The basis for creating and maintaining good internet hygiene is analytics. I think it’s this way. Analytics provides the information you need to function healthily.
Analytics is about maintaining your ability to discover relevant data and making sure that endpoints provide the right kind of report when queried. Analytics provides the hard numbers and data needed to measure network performance. This information is equally important for operations and security.
cyber hygiene Creates a process to continuously identify assets, risks, and vulnerabilities across the environment and quickly fix them at scale. It is an essential effective course for enterprise security and systems management. Analytics is the exact measurement of what is going on in your system. Cyber hygiene uses that data to maximize business productivity.
Analytics in action
Examples of analytics-based e-health are metrics such as mean time to correct (MTTP) and mean time to process (MTTR) for vulnerabilities. Many organizations track MTTP to ensure they are under a certain limit per month. This supports compliance with industry-specific regulations such as the Payment Card Industry (PCI) Standard, HIPAA, or another set of guidelines.
Other metrics that apply to E-Health could be patterns, credential authentication, who is logging in, and where. These also apply to security.
Building and implementing an e-health culture
Electronic hygiene begins with a complete vision. What is in the environment? How many endpoints? On the initial check, many of our customers were shocked by the number of devices in their environment that they knew nothing about.

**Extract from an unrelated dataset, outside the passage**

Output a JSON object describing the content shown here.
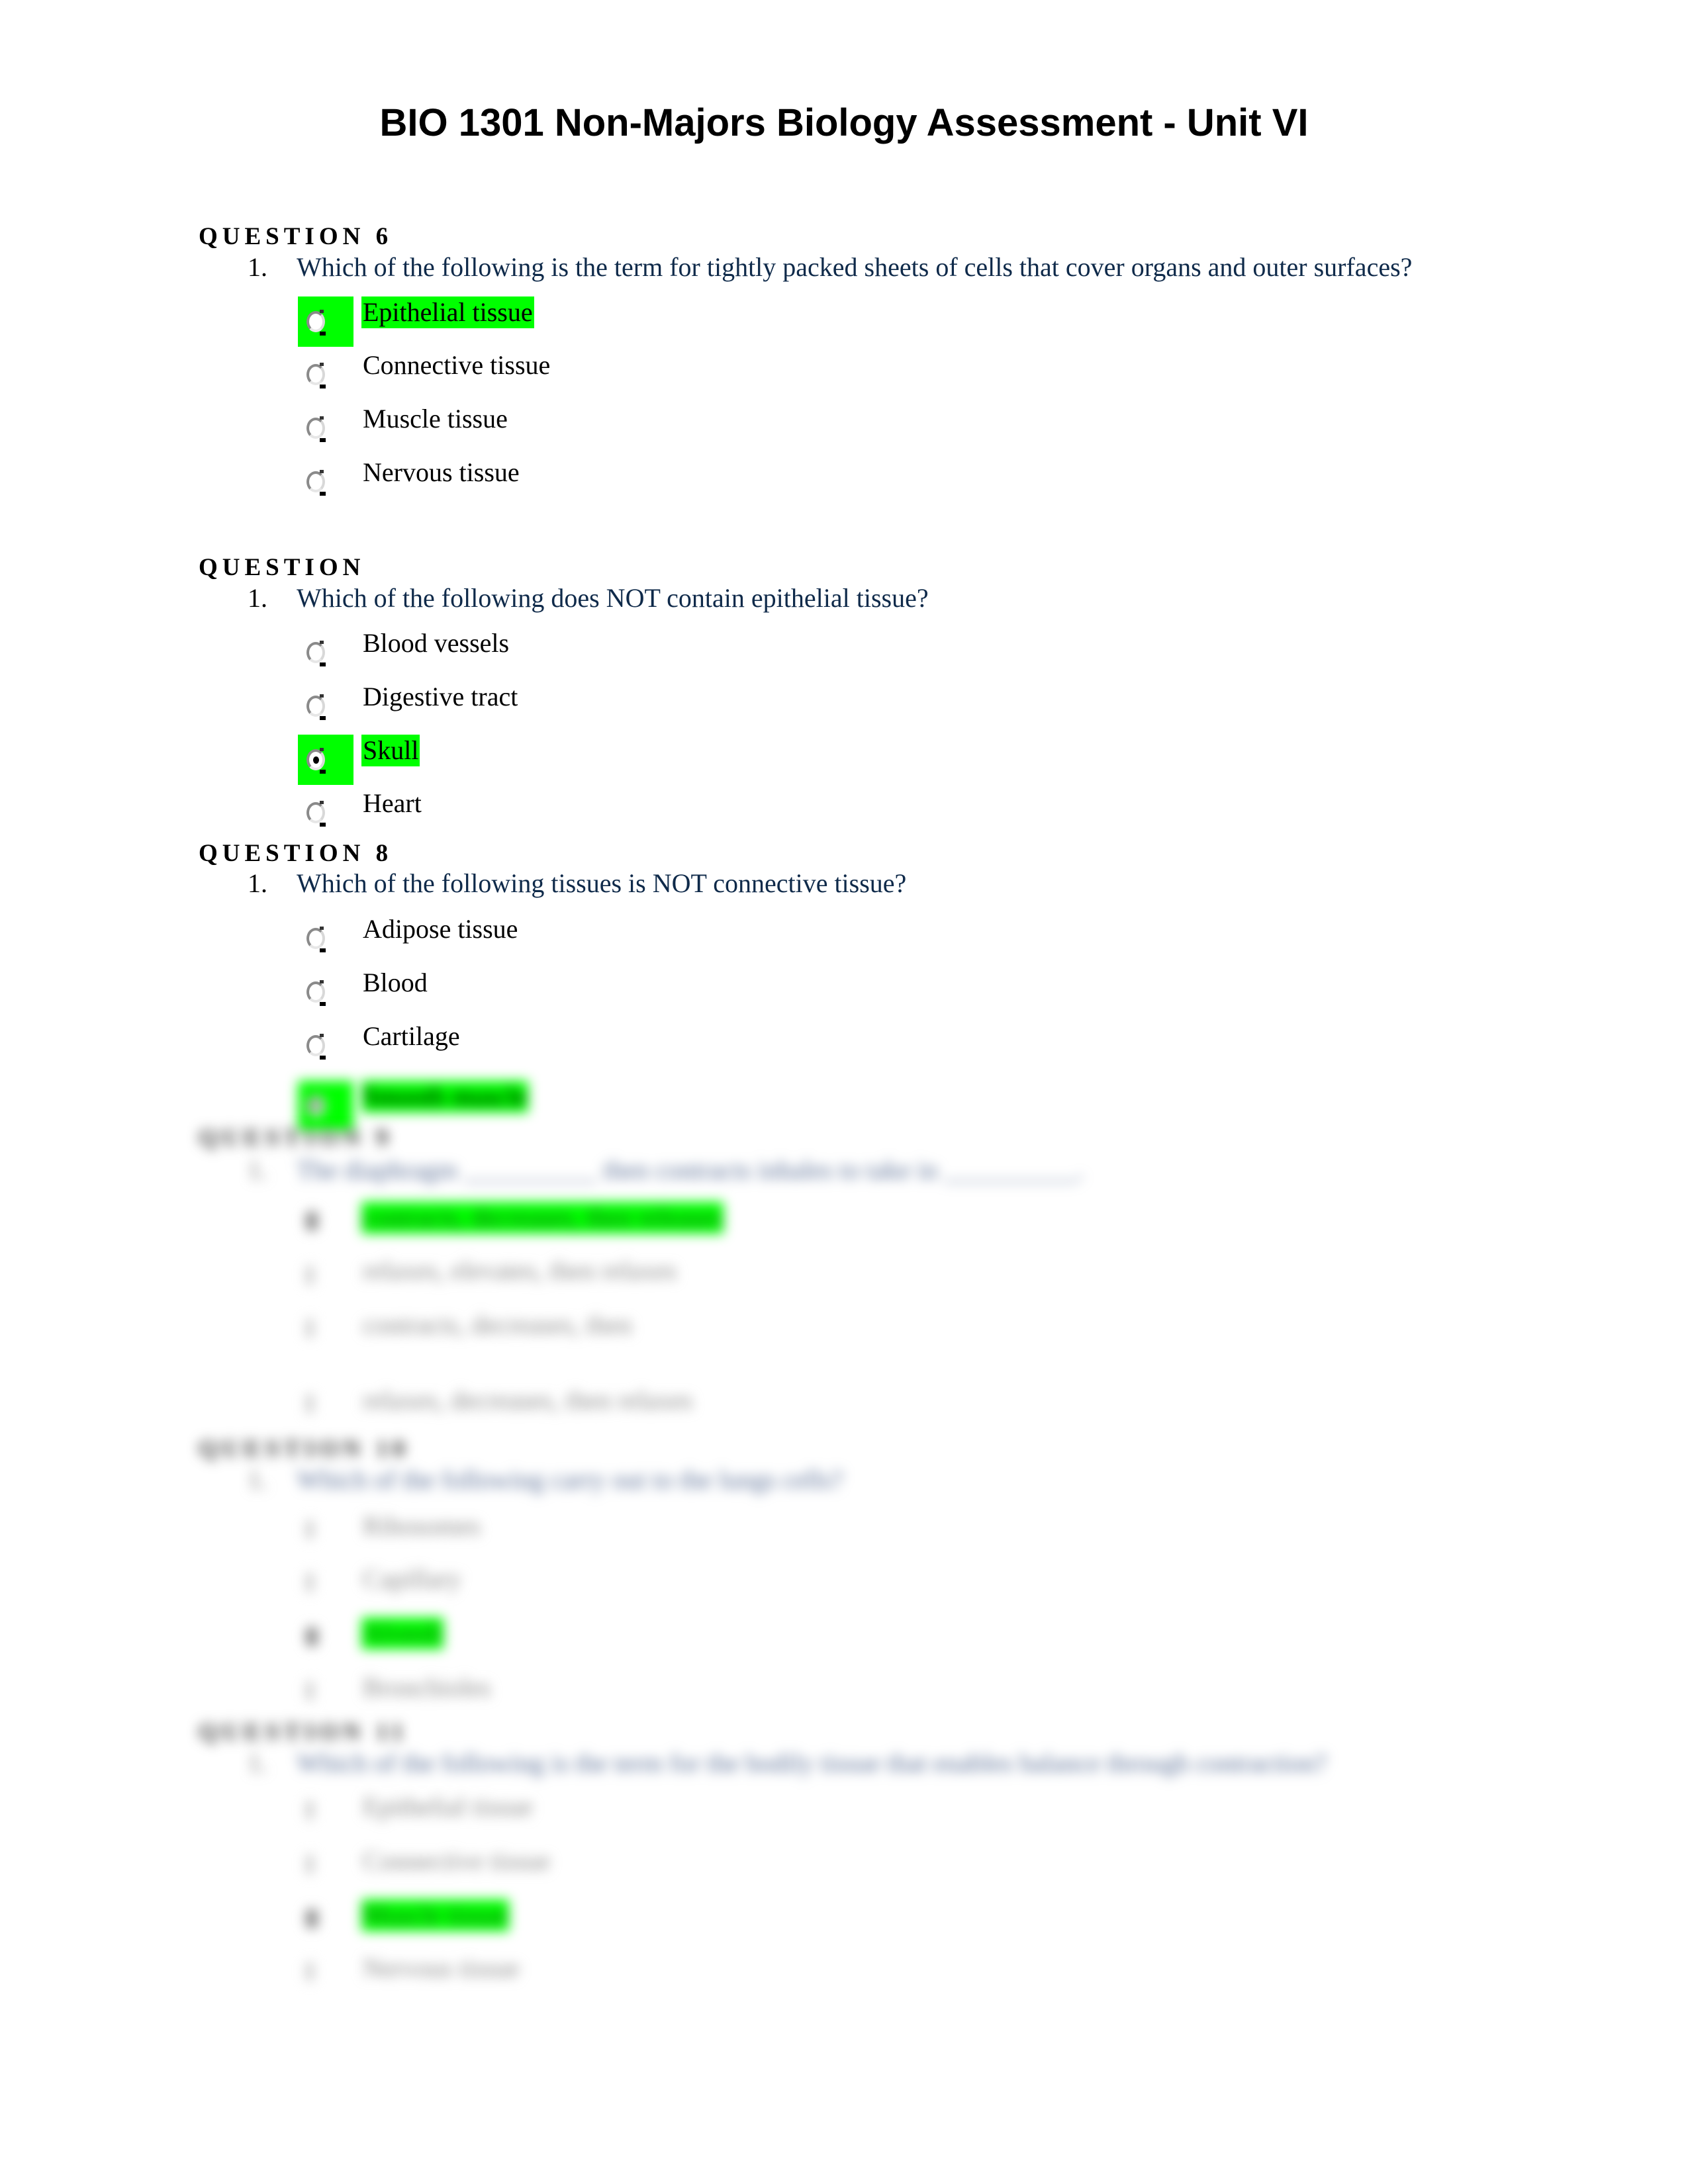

The Center for Internet Security (CIS) contains a list of security standards, the most important of which are:
- What is connected to my network?
- What works on my devices?
These two criteria are equally important for operations and security. Unknown and unmanaged devices increase vulnerabilities because if they are not known and managed, they will not be patched.
IT Analytics for CIO
For CIOs, the analyzes should clarify what IT issues are impacting a business service or revenue-generating application. IT leaders need metrics that evaluate service performance over time. How many application crashes, CPU and memory alerts affect the IT components that provide the service? And on the other hand, how does it affect the user experience?
Another important metric for CIOs relates to cause and effect. Do 30% of users experience performance issues or app crashes after making changes during the maintenance period? This level of IT analytics is very important on the business services side as well as employee experience.
Old data = inaccurate data = bad decisions
The value of IT analytics starts with the quality of the data. Most organizations survey their environment every month or every three months. However, if the data is a week old in a rapidly changing environment, the decisions they are based on will be wrong.
From a best practice perspective, you want the most up-to-date information you can get to make the right decisions in the present, not the right decision two weeks ago.
The disconnect between tools and politics
Recent analyzes and data can highlight the disconnect between tools and policy. People become attached to certain tools, so it is very common for them to set policies about what their tools can do rather than what the situation requires.
For example, some companies have a 12-hour maintenance window to get their machines fixed and running. The maintenance time is 12 hours because they can’t do it faster with their tools.
However, there are tools that can do this faster and more efficiently. Management sees the commercial value of that. Engineers, not so much. It often takes a business driver — backed by data — to force change.
Electronic hygiene in distributed environments
Work from home (WFH) has added more complexity to electronic hygiene tasks and a greater need for analytics. The tools companies use have not been able to provide visibility or manage endpoints outside the corporate network.
IT wouldn’t have seen unless users were on a file Virtual Private Network (VPN). Therefore, they had no way of effectively spreading the files to them, which meant that they could not patch or control them.
Network VPNs are designed with a certain set of license accounts that can be updated fairly quickly, but hardware that supports a VPN connection is something organizations often don’t plan for, especially not for the 80, 90, or 100% of their workforce that works over a VPN. .
VPN bandwidth issues have led to a major move to SaaS applications. This reduced the burden on VPNs and allowed employees to use their own internet access to get their work done. But Tools as a Service complicates the vision equation. Who uses what? Many of these tools do not require local purchase or installation, so maintaining visibility is a challenge.
The ultimate goal: a safer and more effective organization
The responsibility to ensure good e-health should be an enterprise-wide position supported and implemented by your security and operations teams. Analytics is one of the tools that makes rational and effective policies possible and helps operations and security to ensure that they are followed.
Learn how Take control of your organization’s data To lay the foundation for electronic hygiene.